A decade of extensive scientific research has demonstrated that methane emissions from the oil and gas supply chain have been substantially underestimated and has placed pressure on governments and industry to act. Because of methane’s potency and the feasibility and cost efficiency for reducing emissions of it, methane presents among the most powerful opportunities we have to slow the rate of planetary warming in our lifetimes.
Still, methane research continues — the more precisely we can identify global emission sources and quantify their volume, the more precise and effective mitigation efforts will be. And as this challenge is examined by different teams with different methods, we sometime have to address discrepancies among the results. Such is the case with two new papers that examine the proportion of rising atmospheric levels of methane associated with shale gas production in the United States. We know oil and gas methane emissions are higher than previously thought — and the scientific debate surrounding these papers is about where the global increases in emissions are coming from.

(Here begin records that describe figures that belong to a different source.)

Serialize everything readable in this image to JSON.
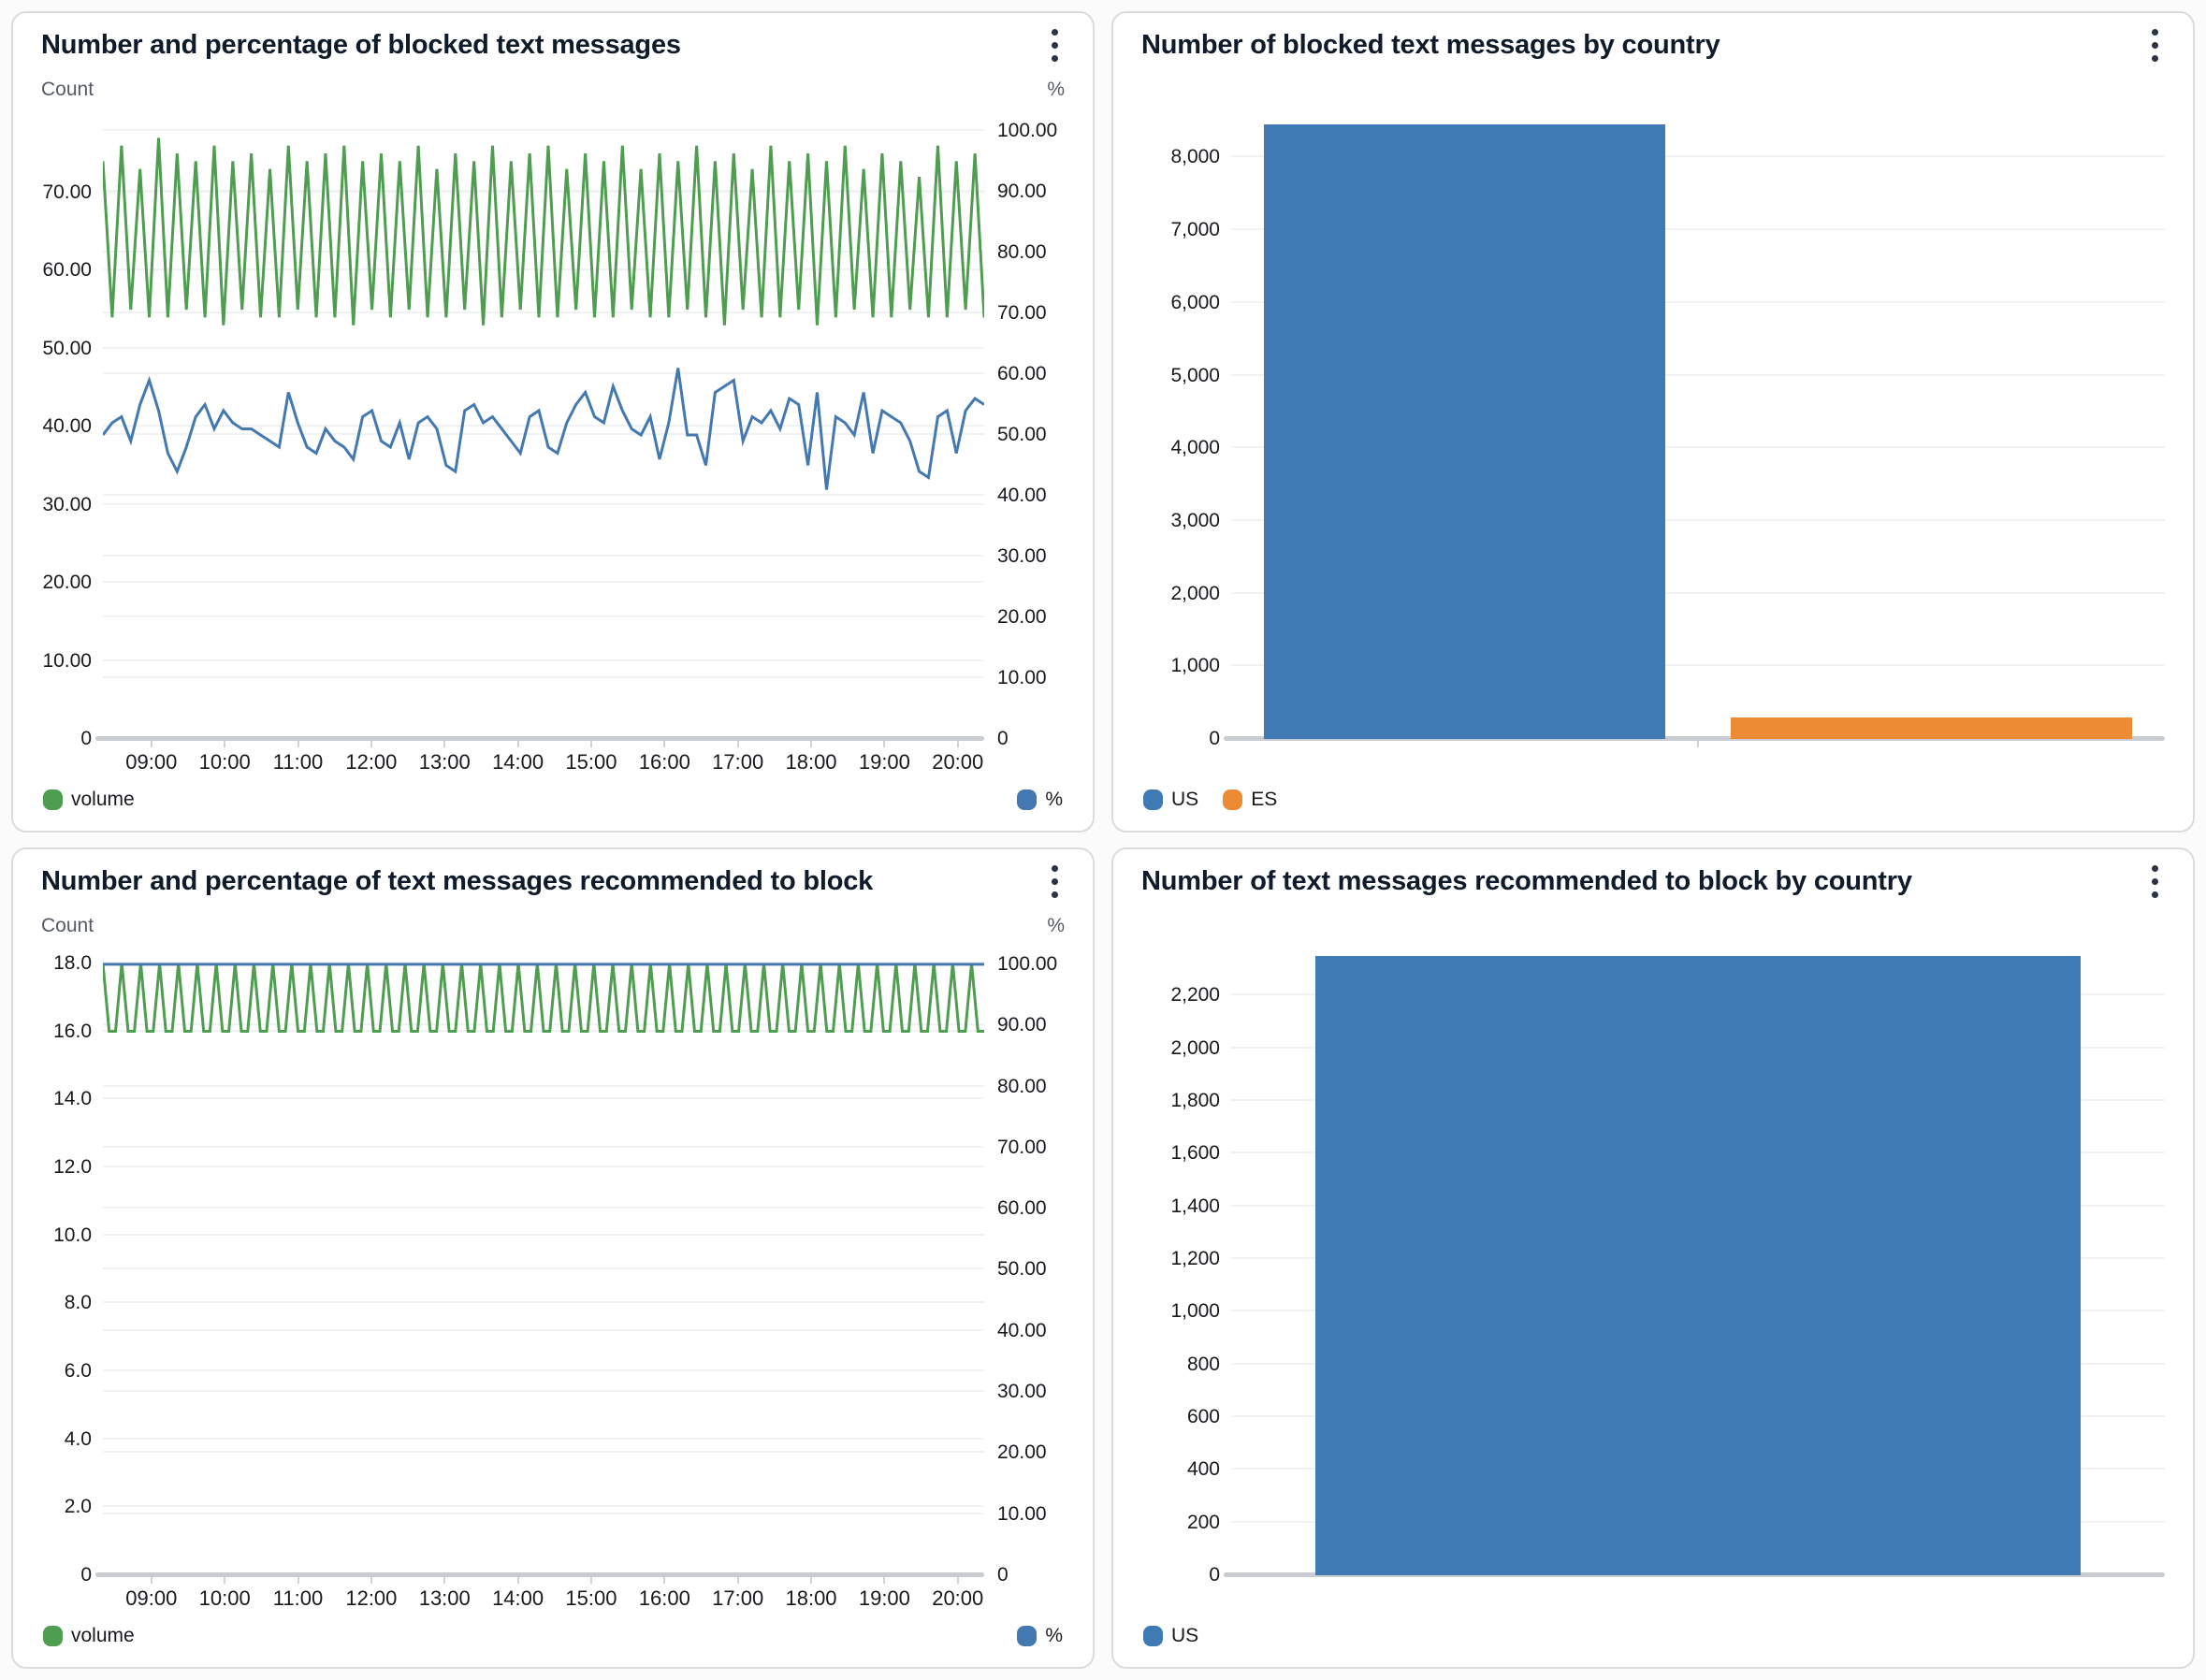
{
  "chart_data": [
    {
      "type": "line",
      "title": "Number and percentage of blocked text messages",
      "left_axis": {
        "label": "Count",
        "ylim": [
          0,
          81
        ],
        "ticks": [
          70,
          60,
          50,
          40,
          30,
          20,
          10,
          0
        ],
        "tick_labels": [
          "70.00",
          "60.00",
          "50.00",
          "40.00",
          "30.00",
          "20.00",
          "10.00",
          "0"
        ]
      },
      "right_axis": {
        "label": "%",
        "ylim": [
          0,
          104
        ],
        "ticks": [
          100,
          90,
          80,
          70,
          60,
          50,
          40,
          30,
          20,
          10,
          0
        ],
        "tick_labels": [
          "100.00",
          "90.00",
          "80.00",
          "70.00",
          "60.00",
          "50.00",
          "40.00",
          "30.00",
          "20.00",
          "10.00",
          "0"
        ]
      },
      "x_ticks": [
        "09:00",
        "10:00",
        "11:00",
        "12:00",
        "13:00",
        "14:00",
        "15:00",
        "16:00",
        "17:00",
        "18:00",
        "19:00",
        "20:00"
      ],
      "grid": true,
      "legend_position": "bottom",
      "series": [
        {
          "name": "volume",
          "axis": "left",
          "color": "#4f9d50",
          "values": [
            74,
            54,
            76,
            55,
            73,
            54,
            77,
            54,
            75,
            55,
            74,
            54,
            76,
            53,
            74,
            55,
            75,
            54,
            73,
            54,
            76,
            55,
            74,
            54,
            75,
            54,
            76,
            53,
            74,
            55,
            75,
            54,
            74,
            55,
            76,
            54,
            73,
            54,
            75,
            55,
            74,
            53,
            76,
            54,
            74,
            55,
            75,
            54,
            76,
            54,
            73,
            55,
            75,
            54,
            74,
            54,
            76,
            55,
            73,
            54,
            75,
            54,
            74,
            55,
            76,
            54,
            74,
            53,
            75,
            55,
            73,
            54,
            76,
            54,
            74,
            55,
            75,
            53,
            74,
            54,
            76,
            55,
            73,
            54,
            75,
            54,
            74,
            55,
            72,
            54,
            76,
            54,
            74,
            55,
            75,
            54
          ]
        },
        {
          "name": "%",
          "axis": "right",
          "color": "#4478b1",
          "values": [
            50,
            52,
            53,
            49,
            55,
            59,
            54,
            47,
            44,
            48,
            53,
            55,
            51,
            54,
            52,
            51,
            51,
            50,
            49,
            48,
            57,
            52,
            48,
            47,
            51,
            49,
            48,
            46,
            53,
            54,
            49,
            48,
            52,
            46,
            52,
            53,
            51,
            45,
            44,
            54,
            55,
            52,
            53,
            51,
            49,
            47,
            53,
            54,
            48,
            47,
            52,
            55,
            57,
            53,
            52,
            58,
            54,
            51,
            50,
            53,
            46,
            52,
            61,
            50,
            50,
            45,
            57,
            58,
            59,
            49,
            53,
            52,
            54,
            51,
            56,
            55,
            45,
            57,
            41,
            53,
            52,
            50,
            57,
            47,
            54,
            53,
            52,
            49,
            44,
            43,
            53,
            54,
            47,
            54,
            56,
            55
          ]
        }
      ]
    },
    {
      "type": "bar",
      "title": "Number of blocked text messages by country",
      "y_axis": {
        "ylim": [
          0,
          8700
        ],
        "ticks": [
          8000,
          7000,
          6000,
          5000,
          4000,
          3000,
          2000,
          1000,
          0
        ],
        "tick_labels": [
          "8,000",
          "7,000",
          "6,000",
          "5,000",
          "4,000",
          "3,000",
          "2,000",
          "1,000",
          "0"
        ]
      },
      "categories": [
        "US",
        "ES"
      ],
      "values": [
        8450,
        290
      ],
      "colors": [
        "#3f7ab5",
        "#ec8b33"
      ],
      "bar_width_frac": 0.86,
      "grid": true,
      "legend_position": "bottom-left"
    },
    {
      "type": "line",
      "title": "Number and percentage of text messages recommended to block",
      "left_axis": {
        "label": "Count",
        "ylim": [
          0,
          18.6
        ],
        "ticks": [
          18,
          16,
          14,
          12,
          10,
          8,
          6,
          4,
          2,
          0
        ],
        "tick_labels": [
          "18.0",
          "16.0",
          "14.0",
          "12.0",
          "10.0",
          "8.0",
          "6.0",
          "4.0",
          "2.0",
          "0"
        ]
      },
      "right_axis": {
        "label": "%",
        "ylim": [
          0,
          103.5
        ],
        "ticks": [
          100,
          90,
          80,
          70,
          60,
          50,
          40,
          30,
          20,
          10,
          0
        ],
        "tick_labels": [
          "100.00",
          "90.00",
          "80.00",
          "70.00",
          "60.00",
          "50.00",
          "40.00",
          "30.00",
          "20.00",
          "10.00",
          "0"
        ]
      },
      "x_ticks": [
        "09:00",
        "10:00",
        "11:00",
        "12:00",
        "13:00",
        "14:00",
        "15:00",
        "16:00",
        "17:00",
        "18:00",
        "19:00",
        "20:00"
      ],
      "grid": true,
      "legend_position": "bottom",
      "series": [
        {
          "name": "volume",
          "axis": "left",
          "color": "#4f9d50",
          "values": [
            18,
            16,
            16,
            18,
            16,
            16,
            18,
            16,
            16,
            18,
            16,
            16,
            18,
            16,
            16,
            18,
            16,
            16,
            18,
            16,
            16,
            18,
            16,
            16,
            18,
            16,
            16,
            18,
            16,
            16,
            18,
            16,
            16,
            18,
            16,
            16,
            18,
            16,
            16,
            18,
            16,
            16,
            18,
            16,
            16,
            18,
            16,
            16,
            18,
            16,
            16,
            18,
            16,
            16,
            18,
            16,
            16,
            18,
            16,
            16,
            18,
            16,
            16,
            18,
            16,
            16,
            18,
            16,
            16,
            18,
            16,
            16,
            18,
            16,
            16,
            18,
            16,
            16,
            18,
            16,
            16,
            18,
            16,
            16,
            18,
            16,
            16,
            18,
            16,
            16,
            18,
            16,
            16,
            18,
            16,
            16,
            18,
            16,
            16,
            18,
            16,
            16,
            18,
            16,
            16,
            18,
            16,
            16,
            18,
            16,
            16,
            18,
            16,
            16,
            18,
            16,
            16,
            18,
            16,
            16,
            18,
            16,
            16,
            18,
            16,
            16,
            18,
            16,
            16,
            18,
            16,
            16,
            18,
            16,
            16,
            18,
            16,
            16,
            18,
            16,
            16
          ]
        },
        {
          "name": "%",
          "axis": "right",
          "color": "#4478b1",
          "values": [
            100,
            100
          ]
        }
      ]
    },
    {
      "type": "bar",
      "title": "Number of text messages recommended to block by country",
      "y_axis": {
        "ylim": [
          0,
          2400
        ],
        "ticks": [
          2200,
          2000,
          1800,
          1600,
          1400,
          1200,
          1000,
          800,
          600,
          400,
          200,
          0
        ],
        "tick_labels": [
          "2,200",
          "2,000",
          "1,800",
          "1,600",
          "1,400",
          "1,200",
          "1,000",
          "800",
          "600",
          "400",
          "200",
          "0"
        ]
      },
      "categories": [
        "US"
      ],
      "values": [
        2350
      ],
      "colors": [
        "#3f7ab5"
      ],
      "bar_width_frac": 0.82,
      "grid": true,
      "legend_position": "bottom-left"
    }
  ]
}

Atmospheric methane levels vis-a-vis U.S. shale gas
The two new papers, one published in Scientific Reports and one undergoing peer-review in Biogeosciences, reevaluate the U.S. shale gas industry’s contribution to surging global atmospheric methane concentrations and provide additional data to address the thesis that the shale gas boom is a major contributor put forward in a 2019 paper published by Robert Howarth. (An EDF scientist is a co-author of the Scientific Reports paper.)
The U.S. shale gas boom has indeed impacted the global energy industry — it was responsible for about two-thirds of the increase in global gas production between 2008 and2014. Howarth estimated that the U.S. shale boom contributed more than half of all of the increase in methane emissions from global fossil fuels (including oil and coal) and one-third of the total increase from all global emission sources (human caused and natural) during the same period.
Greatly expanded datasets used in the two new papers calculate increased emissions from expanded U.S. shale gas production of 6.8 million metric tons, only 72% of the emissions estimated in the Howarth paper.
Better datasets yield better insights
As a reference of the large magnitude, Howarth concluded that U.S. shale gas methane emissions increased by 9.4 million metric tons between 2008 and 2014. This is equivalent to about two-thirds of the total U.S. oil and gas methane emissions in 2015 as estimated in a comprehensive synthesis paper published in Science in 2018, an effort led by EDF scientists.
Total U.S. natural gas and oil production has increased by about 25% and 75%, respectively, over the same period. Howarth’s emissions estimate is thus not implausible; it’s not surprising for emissions to increase alongside production. Howarth, however, asserted that the evidence goes beyond this simple correlation, and this is where the new papers, based on exhaustive data, suggest different results.
To determine changes in methane emissions over time, Howarth relied on isotopic signatures — the difference in the average chemical structure of an atom inside of a methane molecule. Accurately determining average isotopic signatures requires large datasets. Higher uncertainty is associated with the Howarth conclusion because of the small number and limited geography of the data he relies on. The two new papers deploy datasets with about 100 times more data that is also more representative of the actual population being examined.
Additionally, the Biogeosciences paper estimates the emission trend from conventional oil and gas and coal at 6.9 million metric tons over the same period (18% less than Howarth). Importantly, both of the new papers also point out the limitations of using the isotope method per se for linking the shale gas boom with the observed global methane trend. Accounting for difficulties, including Howarth’s model’s parameterization and oversimplifications of the global methane sources and sinks, would lead to uncertainties that have not yet been quantified.
The scientific debate about how much of the rise in atmospheric methane concentrations is due to the oil and gas industry does not impact the robust conclusion that methane emissions from the oil and gas industry are currently high, much higher than previously thought. The Scientific Reports paper authors stress that “oil and gas industry expansion remains a significant factor in the complex patterns of global atmospheric methane emissions and concentrations, [and] fossil fuel methane sources may be mitigated with policy and best (or better) industrial practice that can effectively reduce emissions.”
No debate about the need to reduce methane
The more we know about methane emissions, the better. But it’s important that efforts to learn more about what is happening and why are not misinterpreted as a debate about the need to mitigate methane emissions. All three papers discussed point to emission levels that pose a significant threat to the climate.
Methane emissions from human activities are driving more than 25% of the warming we are witnessing now, and roughly 80% of the cost-effective reductions in methane emissions available today are to be found in the oil and gas supply chain. About that, there is no debate.